A photograph of an actual section of such a cone, cut slightly obliquely through the length of the axis, is seen in [fig. 110], where the upper groups of sporangia are cut tangentially, and show their grouping round the sporophyll to which they are attached.

A few single tetrads of spores are enlarged in [fig. 111], where it will be seen that the large spores are of a similar size, but that the small ones of the tetrads are very irregular. They are aborting members of the tetrad, and appear to have been used as food by the other spores. In each sporangium large numbers of these tetrads develop and all the ripe spores seem to have been of one size.
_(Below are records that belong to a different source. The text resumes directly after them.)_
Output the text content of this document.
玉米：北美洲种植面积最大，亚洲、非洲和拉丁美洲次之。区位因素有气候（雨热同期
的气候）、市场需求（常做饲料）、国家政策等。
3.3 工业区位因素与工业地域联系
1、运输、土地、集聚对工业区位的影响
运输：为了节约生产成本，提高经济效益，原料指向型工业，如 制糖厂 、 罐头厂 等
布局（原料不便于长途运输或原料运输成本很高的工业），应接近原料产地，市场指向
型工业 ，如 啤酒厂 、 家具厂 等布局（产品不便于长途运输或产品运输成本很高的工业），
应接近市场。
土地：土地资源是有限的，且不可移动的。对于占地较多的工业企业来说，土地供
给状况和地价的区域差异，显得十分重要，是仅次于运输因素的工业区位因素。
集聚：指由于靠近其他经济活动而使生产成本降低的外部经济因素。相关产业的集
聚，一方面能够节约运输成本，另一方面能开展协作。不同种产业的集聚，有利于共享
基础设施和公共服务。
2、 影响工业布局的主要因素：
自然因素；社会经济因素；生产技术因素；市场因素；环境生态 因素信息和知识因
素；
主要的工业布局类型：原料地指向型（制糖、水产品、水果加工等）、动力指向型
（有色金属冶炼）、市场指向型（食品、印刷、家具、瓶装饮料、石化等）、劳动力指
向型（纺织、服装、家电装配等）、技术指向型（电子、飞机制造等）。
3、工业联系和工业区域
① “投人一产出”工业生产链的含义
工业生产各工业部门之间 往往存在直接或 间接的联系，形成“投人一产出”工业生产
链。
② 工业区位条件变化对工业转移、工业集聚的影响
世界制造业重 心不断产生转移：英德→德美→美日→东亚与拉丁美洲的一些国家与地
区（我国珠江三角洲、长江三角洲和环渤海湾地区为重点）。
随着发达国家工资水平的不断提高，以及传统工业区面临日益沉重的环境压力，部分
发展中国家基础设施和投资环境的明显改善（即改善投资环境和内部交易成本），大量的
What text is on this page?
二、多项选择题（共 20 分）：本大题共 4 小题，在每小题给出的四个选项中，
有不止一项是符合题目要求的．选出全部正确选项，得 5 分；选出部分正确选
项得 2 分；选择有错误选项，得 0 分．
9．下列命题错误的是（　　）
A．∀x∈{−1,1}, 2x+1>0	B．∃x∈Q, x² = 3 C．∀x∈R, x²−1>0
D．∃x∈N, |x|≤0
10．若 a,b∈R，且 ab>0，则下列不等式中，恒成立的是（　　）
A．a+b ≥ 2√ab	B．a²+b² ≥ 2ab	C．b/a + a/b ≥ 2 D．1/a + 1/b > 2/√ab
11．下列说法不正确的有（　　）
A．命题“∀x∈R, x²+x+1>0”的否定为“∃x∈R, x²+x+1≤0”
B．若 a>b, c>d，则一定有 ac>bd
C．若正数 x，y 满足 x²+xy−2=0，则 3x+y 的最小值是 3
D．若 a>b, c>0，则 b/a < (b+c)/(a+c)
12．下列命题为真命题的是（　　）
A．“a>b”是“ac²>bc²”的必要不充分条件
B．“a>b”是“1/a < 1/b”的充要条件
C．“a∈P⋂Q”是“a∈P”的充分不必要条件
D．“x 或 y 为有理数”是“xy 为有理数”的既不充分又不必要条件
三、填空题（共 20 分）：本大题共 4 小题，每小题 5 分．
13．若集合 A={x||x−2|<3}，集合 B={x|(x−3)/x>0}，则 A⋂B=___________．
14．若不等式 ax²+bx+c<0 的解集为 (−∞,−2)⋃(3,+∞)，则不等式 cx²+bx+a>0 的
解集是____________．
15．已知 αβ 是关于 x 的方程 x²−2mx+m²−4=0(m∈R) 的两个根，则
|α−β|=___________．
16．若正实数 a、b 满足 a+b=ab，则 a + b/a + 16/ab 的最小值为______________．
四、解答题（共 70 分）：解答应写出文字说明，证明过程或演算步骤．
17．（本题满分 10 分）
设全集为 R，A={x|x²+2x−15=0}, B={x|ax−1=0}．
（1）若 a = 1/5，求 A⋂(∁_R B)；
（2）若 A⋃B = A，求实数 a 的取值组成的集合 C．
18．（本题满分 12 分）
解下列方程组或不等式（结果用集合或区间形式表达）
In a species of Calamites (C. casheana), otherwise very similar to the common one we have been considering, there is a distinct difference in the sizes of the spores from different sporangia. The small ones, however, were only about one-third of the diameter of the large ones, so that the difference was very much less marked than it was between the small and large spores of the Lycopods.
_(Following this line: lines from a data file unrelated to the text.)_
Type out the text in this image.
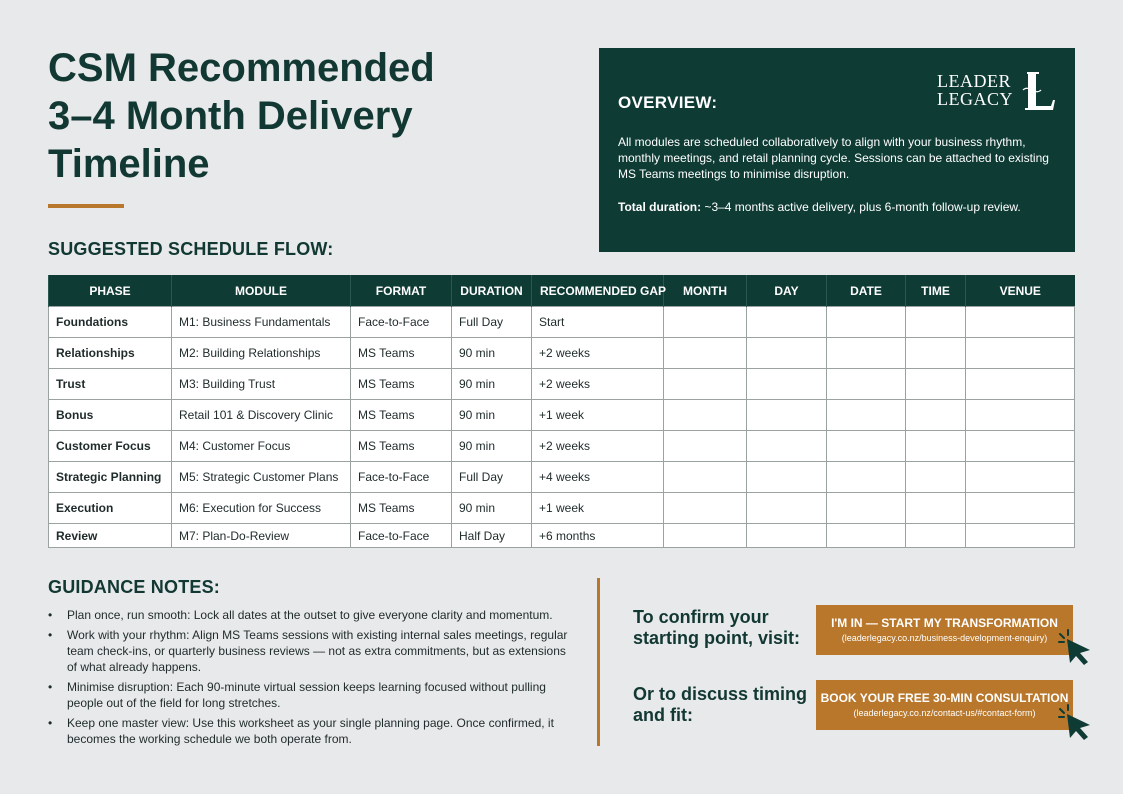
CSM Recommended
3–4 Month Delivery
Timeline
OVERVIEW:
LEADER
LEGACY
All modules are scheduled collaboratively to align with your business rhythm, monthly meetings, and retail planning cycle. Sessions can be attached to existing MS Teams meetings to minimise disruption.
Total duration: ~3–4 months active delivery, plus 6-month follow-up review.
SUGGESTED SCHEDULE FLOW:
PHASE	MODULE	FORMAT	DURATION	RECOMMENDED GAP	MONTH	DAY	DATE	TIME	VENUE
Foundations	M1: Business Fundamentals	Face-to-Face	Full Day	Start					
Relationships	M2: Building Relationships	MS Teams	90 min	+2 weeks					
Trust	M3: Building Trust	MS Teams	90 min	+2 weeks					
Bonus	Retail 101 & Discovery Clinic	MS Teams	90 min	+1 week					
Customer Focus	M4: Customer Focus	MS Teams	90 min	+2 weeks					
Strategic Planning	M5: Strategic Customer Plans	Face-to-Face	Full Day	+4 weeks					
Execution	M6: Execution for Success	MS Teams	90 min	+1 week					
Review	M7: Plan-Do-Review	Face-to-Face	Half Day	+6 months					
GUIDANCE NOTES:
• Plan once, run smooth: Lock all dates at the outset to give everyone clarity and momentum.
• Work with your rhythm: Align MS Teams sessions with existing internal sales meetings, regular team check-ins, or quarterly business reviews — not as extra commitments, but as extensions of what already happens.
• Minimise disruption: Each 90-minute virtual session keeps learning focused without pulling people out of the field for long stretches.
• Keep one master view: Use this worksheet as your single planning page. Once confirmed, it becomes the working schedule we both operate from.
To confirm your starting point, visit:
I'M IN — START MY TRANSFORMATION
(leaderlegacy.co.nz/business-development-enquiry)
Or to discuss timing and fit:
BOOK YOUR FREE 30-MIN CONSULTATION
(leaderlegacy.co.nz/contact-us/#contact-form)
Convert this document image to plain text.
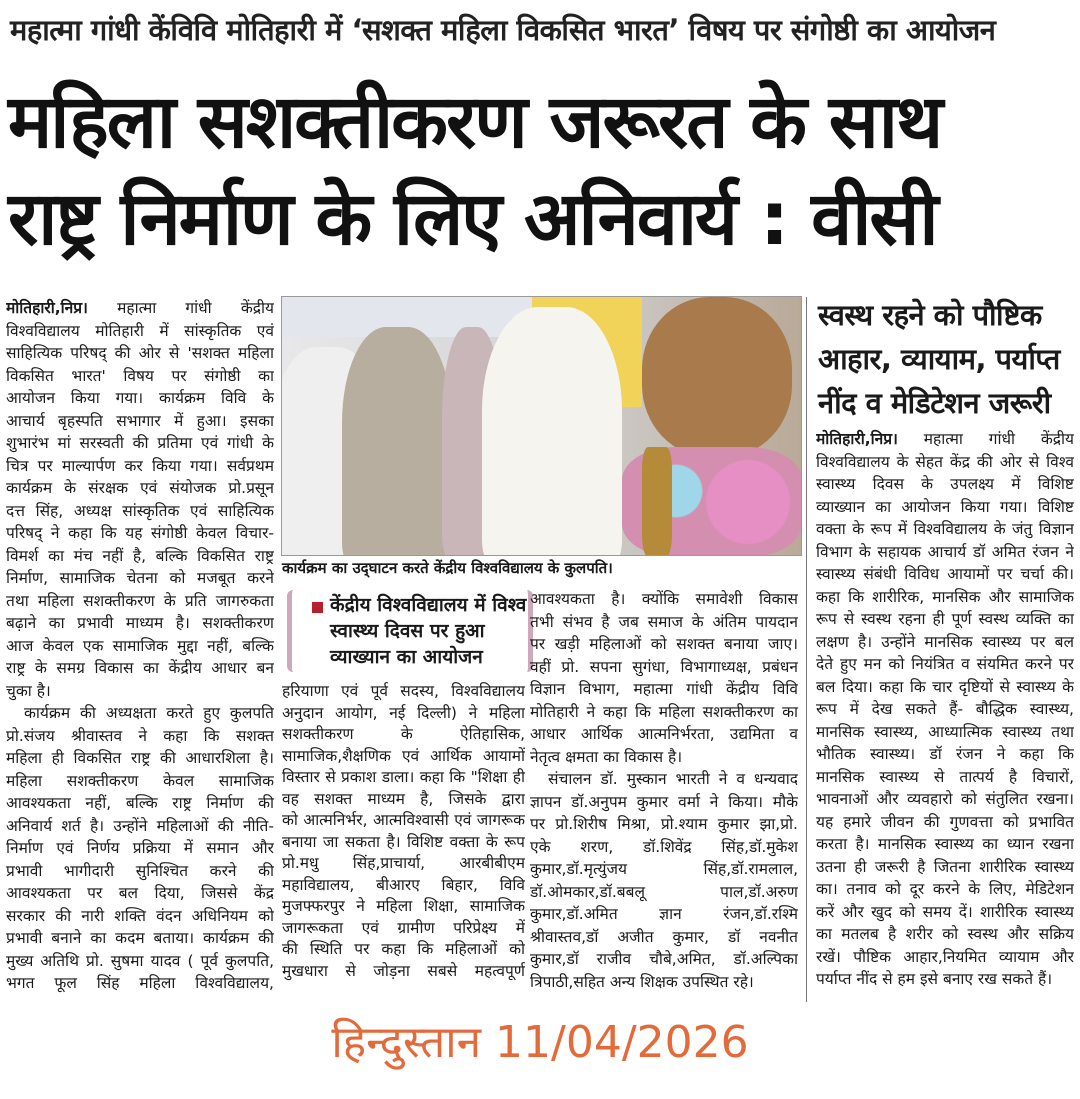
महात्मा गांधी केंविवि मोतिहारी में ‘सशक्त महिला विकसित भारत’ विषय पर संगोष्ठी का आयोजन
महिला सशक्तीकरण जरूरत के साथ
राष्ट्र निर्माण के लिए अनिवार्य : वीसी
मोतिहारी,निप्र। महात्मा गांधी केंद्रीय
विश्वविद्यालय मोतिहारी में सांस्कृतिक एवं
साहित्यिक परिषद् की ओर से 'सशक्त महिला
विकसित भारत' विषय पर संगोष्ठी का
आयोजन किया गया। कार्यक्रम विवि के
आचार्य बृहस्पति सभागार में हुआ। इसका
शुभारंभ मां सरस्वती की प्रतिमा एवं गांधी के
चित्र पर माल्यार्पण कर किया गया। सर्वप्रथम
कार्यक्रम के संरक्षक एवं संयोजक प्रो.प्रसून
दत्त सिंह, अध्यक्ष सांस्कृतिक एवं साहित्यिक
परिषद् ने कहा कि यह संगोष्ठी केवल विचार-
विमर्श का मंच नहीं है, बल्कि विकसित राष्ट्र
निर्माण, सामाजिक चेतना को मजबूत करने
तथा महिला सशक्तीकरण के प्रति जागरुकता
बढ़ाने का प्रभावी माध्यम है। सशक्तीकरण
आज केवल एक सामाजिक मुद्दा नहीं, बल्कि
राष्ट्र के समग्र विकास का केंद्रीय आधार बन
चुका है।
कार्यक्रम की अध्यक्षता करते हुए कुलपति
प्रो.संजय श्रीवास्तव ने कहा कि सशक्त
महिला ही विकसित राष्ट्र की आधारशिला है।
महिला सशक्तीकरण केवल सामाजिक
आवश्यकता नहीं, बल्कि राष्ट्र निर्माण की
अनिवार्य शर्त है। उन्होंने महिलाओं की नीति-
निर्माण एवं निर्णय प्रक्रिया में समान और
प्रभावी भागीदारी सुनिश्चित करने की
आवश्यकता पर बल दिया, जिससे केंद्र
सरकार की नारी शक्ति वंदन अधिनियम को
प्रभावी बनाने का कदम बताया। कार्यक्रम की
मुख्य अतिथि प्रो. सुषमा यादव ( पूर्व कुलपति,
भगत फूल सिंह महिला विश्वविद्यालय,
कार्यक्रम का उद्‌घाटन करते केंद्रीय विश्वविद्यालय के कुलपति।
केंद्रीय विश्वविद्यालय में विश्व
स्वास्थ्य दिवस पर हुआ
व्याख्यान का आयोजन
हरियाणा एवं पूर्व सदस्य, विश्वविद्यालय
अनुदान आयोग, नई दिल्ली) ने महिला
सशक्तीकरण के ऐतिहासिक,
सामाजिक,शैक्षणिक एवं आर्थिक आयामों
विस्तार से प्रकाश डाला। कहा कि "शिक्षा ही
वह सशक्त माध्यम है, जिसके द्वारा
को आत्मनिर्भर, आत्मविश्वासी एवं जागरूक
बनाया जा सकता है। विशिष्ट वक्ता के रूप
प्रो.मधु सिंह,प्राचार्या, आरबीबीएम
महाविद्यालय, बीआरए बिहार, विवि
मुजफ्फरपुर ने महिला शिक्षा, सामाजिक
जागरूकता एवं ग्रामीण परिप्रेक्ष्य में
की स्थिति पर कहा कि महिलाओं को
मुखधारा से जोड़ना सबसे महत्वपूर्ण
आवश्यकता है। क्योंकि समावेशी विकास
तभी संभव है जब समाज के अंतिम पायदान
पर खड़ी महिलाओं को सशक्त बनाया जाए।
वहीं प्रो. सपना सुगंधा, विभागाध्यक्ष, प्रबंधन
विज्ञान विभाग, महात्मा गांधी केंद्रीय विवि
मोतिहारी ने कहा कि महिला सशक्तीकरण का
आधार आर्थिक आत्मनिर्भरता, उद्यमिता व
नेतृत्व क्षमता का विकास है।
संचालन डॉ. मुस्कान भारती ने व धन्यवाद
ज्ञापन डॉ.अनुपम कुमार वर्मा ने किया। मौके
पर प्रो.शिरीष मिश्रा, प्रो.श्याम कुमार झा,प्रो.
एके शरण, डॉ.शिवेंद्र सिंह,डॉ.मुकेश
कुमार,डॉ.मृत्युंजय सिंह,डॉ.रामलाल,
डॉ.ओमकार,डॉ.बबलू पाल,डॉ.अरुण
कुमार,डॉ.अमित ज्ञान रंजन,डॉ.रश्मि
श्रीवास्तव,डॉ अजीत कुमार, डॉ नवनीत
कुमार,डॉ राजीव चौबे,अमित, डॉ.अल्पिका
त्रिपाठी,सहित अन्य शिक्षक उपस्थित रहे।
स्वस्थ रहने को पौष्टिक
आहार, व्यायाम, पर्याप्त
नींद व मेडिटेशन जरूरी
मोतिहारी,निप्र। महात्मा गांधी केंद्रीय
विश्वविद्यालय के सेहत केंद्र की ओर से विश्व
स्वास्थ्य दिवस के उपलक्ष्य में विशिष्ट
व्याख्यान का आयोजन किया गया। विशिष्ट
वक्ता के रूप में विश्वविद्यालय के जंतु विज्ञान
विभाग के सहायक आचार्य डॉ अमित रंजन ने
स्वास्थ्य संबंधी विविध आयामों पर चर्चा की।
कहा कि शारीरिक, मानसिक और सामाजिक
रूप से स्वस्थ रहना ही पूर्ण स्वस्थ व्यक्ति का
लक्षण है। उन्होंने मानसिक स्वास्थ्य पर बल
देते हुए मन को नियंत्रित व संयमित करने पर
बल दिया। कहा कि चार दृष्टियों से स्वास्थ्य के
रूप में देख सकते हैं- बौद्धिक स्वास्थ्य,
मानसिक स्वास्थ्य, आध्यात्मिक स्वास्थ्य तथा
भौतिक स्वास्थ्य। डॉ रंजन ने कहा कि
मानसिक स्वास्थ्य से तात्पर्य है विचारों,
भावनाओं और व्यवहारो को संतुलित रखना।
यह हमारे जीवन की गुणवत्ता को प्रभावित
करता है। मानसिक स्वास्थ्य का ध्यान रखना
उतना ही जरूरी है जितना शारीरिक स्वास्थ्य
का। तनाव को दूर करने के लिए, मेडिटेशन
करें और खुद को समय दें। शारीरिक स्वास्थ्य
का मतलब है शरीर को स्वस्थ और सक्रिय
रखें। पौष्टिक आहार,नियमित व्यायाम और
पर्याप्त नींद से हम इसे बनाए रख सकते हैं।
हिन्दुस्तान 11/04/2026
Among the palæozoic members of the group are other genera closely allied to, but differing from Calamites in some particulars. One of these is Archæocalamites, which has a cone almost identical with that of the living Equisetums, as it has no sterile bracts mingled with the umbrella-like sporophylls. Other genera are more complex than those described for Calamites, and even in the simple coned Archæocalamites itself the leaves are finely branched and divided instead of being simple scales.

But no genus is so completely known as is Calamites, which will itself suffice as an illustration of the palæozoic Equisetaceæ. Though the genus, as was pointed out above, shows several important characters differing from those of Equisetum, and parallel to some extent to those of the palæozoic Lycopods, yet these features are more of a physiological nature than a systematic one, and they throw no light on the origin of the family or on its connection with the other Pteridophytes. It is in the extinct family dealt with in the next chapter that we find what some consider as a clue to the solution of these problems.

Fig. 111.—Tetrads of Spores of Calamites

S, Normal-sized spores; a, b, &c., aborting spores.

CHAPTER XVI
PAST HISTORIES OF PLANT FAMILIES
IX. Sphenophyllales

The group to which Sphenophyllum belongs is of considerable interest and importance, and is, further, one of those extinct families whose very existence would never have been suspected had it not been discovered by fossil botanists. Not only is the family as a whole extinct, it also shows features in its anatomy which are not to be paralleled among living stems. Sphenophyllum became extinct in the Palæozoic period, but its interest is very real and living to-day, and in the peculiar features of its structure we see the first clue that suggests a common ancestor for the still living groups of Lycopods and Equisetaceæ, which now stand so isolated and far apart.